Erin’s story
It's funny to be a mom and then start working in maternal health. You start to think about your experiences in a lot more detail. You learn too much and then realize just how fortunate you truly are.
I have two little girls who are now 3 and 5 and seemingly growing inches every second. I had my first when I was 32 and a total workaholic. Maybe because I was more focused on the "How am I going to balance work and motherhood" question than on the pregnancy, I didn’t give a lot of thought to what my ideal pregnancy would be. I didn't quite get the idea of a "birth plan". To me, the plan was to have a baby. End of story. So long as we were both OK, I was happy.
Everything progressed perfectly until about three weeks before my due date. My baby decided at the last minute that she didn’t want to be head down after all and flipped over to breech position. All of a sudden, it became really important to me that I deliver "normally". A C-section suddenly felt like I was cheating myself of the experience.
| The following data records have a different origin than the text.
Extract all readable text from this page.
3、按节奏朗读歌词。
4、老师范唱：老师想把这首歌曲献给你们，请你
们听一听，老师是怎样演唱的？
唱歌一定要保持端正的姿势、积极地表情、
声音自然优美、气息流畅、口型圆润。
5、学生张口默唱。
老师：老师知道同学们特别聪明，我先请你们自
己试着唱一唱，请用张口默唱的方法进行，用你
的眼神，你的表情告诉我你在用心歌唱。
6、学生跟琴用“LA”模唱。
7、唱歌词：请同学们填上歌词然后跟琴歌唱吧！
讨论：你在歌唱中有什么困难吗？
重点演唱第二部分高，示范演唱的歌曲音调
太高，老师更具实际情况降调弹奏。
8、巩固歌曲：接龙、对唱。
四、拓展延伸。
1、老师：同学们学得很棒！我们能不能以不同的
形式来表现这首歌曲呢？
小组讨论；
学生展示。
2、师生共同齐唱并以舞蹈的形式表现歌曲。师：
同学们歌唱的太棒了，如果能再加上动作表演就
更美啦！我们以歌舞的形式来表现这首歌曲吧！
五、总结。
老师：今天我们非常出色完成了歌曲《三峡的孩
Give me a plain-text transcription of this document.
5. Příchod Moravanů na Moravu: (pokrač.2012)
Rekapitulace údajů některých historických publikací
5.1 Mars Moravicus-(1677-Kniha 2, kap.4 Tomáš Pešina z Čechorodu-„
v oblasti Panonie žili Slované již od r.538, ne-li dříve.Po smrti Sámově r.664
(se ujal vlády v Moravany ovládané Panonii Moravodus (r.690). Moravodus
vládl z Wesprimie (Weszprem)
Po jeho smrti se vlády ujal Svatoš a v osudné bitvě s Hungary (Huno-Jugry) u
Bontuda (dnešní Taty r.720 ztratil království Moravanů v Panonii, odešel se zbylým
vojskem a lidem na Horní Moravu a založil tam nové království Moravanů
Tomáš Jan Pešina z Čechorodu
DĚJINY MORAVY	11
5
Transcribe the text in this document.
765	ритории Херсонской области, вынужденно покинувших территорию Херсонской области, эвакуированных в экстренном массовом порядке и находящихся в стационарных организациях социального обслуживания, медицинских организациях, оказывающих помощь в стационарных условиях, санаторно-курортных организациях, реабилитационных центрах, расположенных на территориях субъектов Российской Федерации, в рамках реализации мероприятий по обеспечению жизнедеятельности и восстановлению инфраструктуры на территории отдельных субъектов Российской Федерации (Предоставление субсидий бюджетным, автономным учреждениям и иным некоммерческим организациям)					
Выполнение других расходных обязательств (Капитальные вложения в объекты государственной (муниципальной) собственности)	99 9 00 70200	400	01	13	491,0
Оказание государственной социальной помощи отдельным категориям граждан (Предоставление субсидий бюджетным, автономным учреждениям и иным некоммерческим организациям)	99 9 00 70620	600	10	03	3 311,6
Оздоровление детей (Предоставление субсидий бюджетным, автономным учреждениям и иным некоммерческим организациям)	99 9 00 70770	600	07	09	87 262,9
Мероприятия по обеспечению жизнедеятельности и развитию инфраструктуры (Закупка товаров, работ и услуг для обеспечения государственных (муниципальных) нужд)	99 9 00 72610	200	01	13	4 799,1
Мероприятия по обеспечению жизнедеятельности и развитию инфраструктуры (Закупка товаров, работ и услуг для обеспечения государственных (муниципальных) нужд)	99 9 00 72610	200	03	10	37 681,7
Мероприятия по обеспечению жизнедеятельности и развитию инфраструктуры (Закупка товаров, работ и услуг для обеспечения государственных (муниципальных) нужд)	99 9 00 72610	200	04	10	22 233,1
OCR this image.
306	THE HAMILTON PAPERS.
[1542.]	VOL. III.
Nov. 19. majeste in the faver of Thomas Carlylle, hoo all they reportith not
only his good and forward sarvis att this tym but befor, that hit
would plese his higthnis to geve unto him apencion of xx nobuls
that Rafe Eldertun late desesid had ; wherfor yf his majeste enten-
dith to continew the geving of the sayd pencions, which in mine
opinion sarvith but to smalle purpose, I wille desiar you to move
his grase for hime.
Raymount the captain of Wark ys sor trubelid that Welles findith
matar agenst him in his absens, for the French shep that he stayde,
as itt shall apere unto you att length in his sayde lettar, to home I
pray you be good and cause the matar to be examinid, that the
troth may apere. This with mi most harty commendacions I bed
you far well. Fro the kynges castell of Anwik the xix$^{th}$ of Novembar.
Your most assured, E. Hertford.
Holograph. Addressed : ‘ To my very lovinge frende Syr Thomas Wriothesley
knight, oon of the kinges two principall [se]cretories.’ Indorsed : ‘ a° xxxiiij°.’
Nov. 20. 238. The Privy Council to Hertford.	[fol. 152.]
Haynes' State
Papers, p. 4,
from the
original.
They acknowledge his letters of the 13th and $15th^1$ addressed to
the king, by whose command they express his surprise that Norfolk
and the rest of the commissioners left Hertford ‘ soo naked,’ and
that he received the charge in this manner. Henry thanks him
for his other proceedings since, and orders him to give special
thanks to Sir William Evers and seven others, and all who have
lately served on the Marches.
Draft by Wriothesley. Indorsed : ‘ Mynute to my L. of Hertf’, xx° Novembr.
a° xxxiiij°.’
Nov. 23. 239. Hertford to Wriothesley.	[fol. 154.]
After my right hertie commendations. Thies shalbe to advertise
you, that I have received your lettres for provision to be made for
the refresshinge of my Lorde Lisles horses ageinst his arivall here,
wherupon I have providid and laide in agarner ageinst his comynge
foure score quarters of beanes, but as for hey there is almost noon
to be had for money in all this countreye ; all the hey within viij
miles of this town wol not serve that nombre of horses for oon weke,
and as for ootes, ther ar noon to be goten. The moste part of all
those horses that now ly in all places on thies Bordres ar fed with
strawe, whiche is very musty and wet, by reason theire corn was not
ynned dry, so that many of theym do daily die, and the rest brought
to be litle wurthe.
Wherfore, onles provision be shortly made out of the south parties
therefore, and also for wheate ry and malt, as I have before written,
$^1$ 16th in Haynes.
I tried all the old wives tales--swimming, crawling on all fours (thank God there are no pictures) and even the manual turn - to no avail. Fortunately, all's well that ends well. We delivered by C-section and had a beautiful little girl at the end.
In a way at the time I even came around on C-sections. I remember feeling like I was checking in for a haircut that day at the hospital ("Hi- I have a 2pm appt for a baby today?") and that it was strange to have that control. My recovery was relatively easy so I really didn’t dwell on the means too much.
Erin and Lucy
My second child came along 2 years later. I had come around on C-sections, but still wanted that experience of labor (I know that sounds sick to those of you who have had difficult labors). It turns out one of the physicians in the practice had had a bad experience with a VBAC and strongly advised me against it. I admit I hadn’t done enough research at the time so wasn’t equipped to push back and now wish I had. But again, I ended up with an amazing little girl so who am I to complain?
I'm one of those "not sure if I was a near miss or not" examples. I didn’t have a life-threatening emergency but ultimately surgery was deemed the best option for delivery. What if I hadn't had that option? What if I tried to deliver Lucy vaginally not even knowing she was breech and had an obstructed labor? Or what if I'd been lucky enough to get that first C-section, but didn’t even know the risks of VBAC and tried on my own without a skilled attendant for my second? Thankfully I'll never know. It does make me appreciate the care I've received. The fact that I never really had to even worry about it - the fact that in that moment of fear I felt upon delivery, I could look around and know I had people on my side, who were well trained and well equipped to do their jobs.
I'm not sure if that's the end of my story or not. To have #3 or not seems to be our favorite topic of conversation and yet without divulging too many details, it’s been a bit tougher in my “old age”. It's funny that culturally we make that such a private thing. The time in my own pregnancy/childbirth story that I need support the most, and need to hear how common these challenges are - that was the time it felt taboo to talk about. After two perfect pregnancies, my body finally reminded me that truly, birth is a miracle and you don't get the miracle every time.
Whatever happens, I'm reminded I'm lucky. I have two healthy kids, I've had access to care so that my stories had the luxury of being somewhat routine and now I have the ability to decide what comes next and if we want to try for another or not. These are gifts unimaginable to so many of the women I've met along the way. They too deserve these things. I'm also fortunate to get to do the work I do and happy to pause and remember my own link to it.